In 1993, the mine was selected for closure by British Coal. The mine closed in December 1993, with the loss of 450 jobs. All surface buildings, including the headstocks, were demolished by 1995.

In 1998, the site was remediated and handed over to the Land Trust. It was converted into a woodland in 2004 and is now open to the public as the Bentley Community Woodland.

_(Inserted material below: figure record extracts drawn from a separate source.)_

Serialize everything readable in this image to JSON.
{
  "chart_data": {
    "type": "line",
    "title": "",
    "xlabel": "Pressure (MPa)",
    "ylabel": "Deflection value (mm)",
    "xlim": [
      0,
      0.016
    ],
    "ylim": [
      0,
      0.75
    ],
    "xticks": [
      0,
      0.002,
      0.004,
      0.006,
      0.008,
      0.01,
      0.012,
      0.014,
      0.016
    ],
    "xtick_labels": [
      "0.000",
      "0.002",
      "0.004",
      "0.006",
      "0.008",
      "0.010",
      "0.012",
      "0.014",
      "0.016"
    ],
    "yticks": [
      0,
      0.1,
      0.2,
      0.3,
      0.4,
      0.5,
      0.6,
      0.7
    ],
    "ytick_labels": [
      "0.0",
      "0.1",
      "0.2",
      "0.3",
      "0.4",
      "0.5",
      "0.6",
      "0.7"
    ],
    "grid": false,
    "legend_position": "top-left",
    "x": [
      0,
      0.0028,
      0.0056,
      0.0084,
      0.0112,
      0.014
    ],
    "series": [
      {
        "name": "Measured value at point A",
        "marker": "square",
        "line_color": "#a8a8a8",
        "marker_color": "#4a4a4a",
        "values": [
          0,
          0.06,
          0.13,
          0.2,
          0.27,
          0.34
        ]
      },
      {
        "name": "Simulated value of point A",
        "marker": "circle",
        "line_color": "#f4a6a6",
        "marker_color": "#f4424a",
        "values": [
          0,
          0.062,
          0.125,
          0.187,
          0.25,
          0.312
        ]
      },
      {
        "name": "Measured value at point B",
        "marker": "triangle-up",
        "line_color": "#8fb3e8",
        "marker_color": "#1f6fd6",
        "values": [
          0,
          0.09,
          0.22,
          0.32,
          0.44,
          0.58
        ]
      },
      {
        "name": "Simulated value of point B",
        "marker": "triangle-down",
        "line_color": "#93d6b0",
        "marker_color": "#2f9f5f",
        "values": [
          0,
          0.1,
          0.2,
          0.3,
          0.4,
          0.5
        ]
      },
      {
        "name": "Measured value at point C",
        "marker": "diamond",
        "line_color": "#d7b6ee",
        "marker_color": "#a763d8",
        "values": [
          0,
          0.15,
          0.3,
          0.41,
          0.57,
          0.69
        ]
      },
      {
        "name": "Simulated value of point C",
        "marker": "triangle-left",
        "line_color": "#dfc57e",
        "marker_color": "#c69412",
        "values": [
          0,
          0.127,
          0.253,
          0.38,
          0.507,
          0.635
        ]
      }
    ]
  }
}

== Bentley Colliery Disaster ==

At 5:45 pm on 20 November 1931, firedamp was ignited in the North East Colliery Face of the mine which caused roof falls preventing the men from reaching the shaft and the pit-head. After the explosion there was another inrush of gas which starved oxygen from the air. As news of the disaster spread, a crowd of over 2,000 people gather at the pit head to wait for news. Four men went down the pit wearing breathing apparatus and had to carry the injured over 2 mi to get them to safety. For their bravery, they were all awarded the Edward Medal with eight in total being presented in the aftermath of the disaster. An inquest was opened up at the colliery two days later. The mines department also held an inquiry between 29 December 1931 and 6 January 1932, which lists 43 dead, not 45. Modern accounts have decided that the final death toll was 45, though five of the bodies could not be recovered.

==Other accidents==
- On 12 February 1912, three men died and a further six were badly burned when there was an explosion underground.
- In 1974, a fire occurred in the Barnsley Seam and that area was sealed off. Fortunately, it was possible to develop new faces in other seams.
- On 21 November 1978, a paddy train conveying miners to and from the coal face derailed after it ran away on a downhill gradient and killed seven men with a further seventeen injured. A memorial service is conducted on the Sunday nearest to 20 November each year to commemorate those who died in the 1931 and 1978 disasters.